UPDATE 10 February: The Airgas board of directors yesterday unanimously decided to reject Air Products’ $7 billion offer, believing it ’very significantly undervalues’ the company

Air Products has launched a $7 billion (?4.47 billion) takeover bid for rival gas supplier Airgas to gain access to the US bottled gas market.

If shareholders agree to the $60 a share bid, the combined company would become the largest industrial gas supplier in North America and reunite Air Products with the packaged-gas operations that it sold to Airgas in 2002 for $236 million. The combination of the firms would create a company with annual sales of around $12.5 billion.

Airgas, which had 2009 sales of $3.9 billion, has already turned down two bids from Air Products as the Airgas board of directors felt the bids ’grossly undervalued’ the company. The first of those offers was made in October 2009 and was an all-stock proposal with an implied value of $60 per share. After this first offer was knocked back, Air Products launched a cash and stock proposal which valued the shares at $62.

This was followed by the $60 all cash bid that would protect Airgas shareholders from any reductions in Air Products share price after the bid was announced. Air Products said the size of its latest, all-cash bid was a 38 per cent premium on Airgas’ share price on the eve of the offer and an 18 per cent premium over its 52-week high.
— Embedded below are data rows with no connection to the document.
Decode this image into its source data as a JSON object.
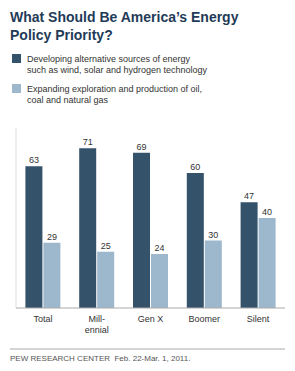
{
  "chart_data": {
    "type": "bar",
    "title": "What Should Be America’s Energy\nPolicy Priority?",
    "categories": [
      "Total",
      "Mill-\nennial",
      "Gen X",
      "Boomer",
      "Silent"
    ],
    "series": [
      {
        "name": "Developing alternative sources of energy\nsuch as wind, solar and hydrogen technology",
        "color": "#34536b",
        "values": [
          63,
          71,
          69,
          60,
          47
        ]
      },
      {
        "name": "Expanding exploration and production of oil,\ncoal and natural gas",
        "color": "#9db8cc",
        "values": [
          29,
          25,
          24,
          30,
          40
        ]
      }
    ],
    "ylim": [
      0,
      80
    ],
    "yticks": [],
    "tick_labels": "x",
    "data_labels": true,
    "grid": false,
    "annotations": [
      "PEW RESEARCH CENTER  Feb. 22-Mar. 1, 2011."
    ]
  }
}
Any deal will be partially funded by the investment banking arm of JP Morgan which would see Air Products buy Airgas for $5.1 billion and assume its debts of $1.9 billion.

Air-Products-275

Source: © Air Products

An Air Products tanker delivering liquid nitrogen


However, this premium did little to convince Airgas’s board of directors, who voted unanimously to turn down the offer, with chief executive Peter McCausland stating that ’Airgas’ management has consistently created long-term shareholder value, as measured by stock price appreciation and total shareholder returns’. He continued by saying that Airgas’ stock price had increased 80 per cent over the last five years, compared to just 40 per cent for Air Products’ stock, and criticised Air Products’ unsolicited approach as ’simply an opportunistic attempt to buy Airgas at a bargain price’ that was a result of a brief anomaly in stock market performance.

Having seen both of these private bids knocked back, Air Products decided to make its interest public when it announced this latest bid, sending Airgas’ shares soaring 40 per cent to over $60 per share late on Friday, while Air Products’ share price fell 7 per cent to $68. Some analysts have predicted that Air Products may have to offer as much has $68 a share to tempt shareholders into a sale.

Nevertheless, John McGlade, Air Products’ chief executive, has said that ’while it remains our strong desire to reach an agreement with Airgas on a friendly basis, we are fully committed to pursuing this transaction and are prepared to take all necessary steps to complete it, including making an offer directly to Airgas shareholders’.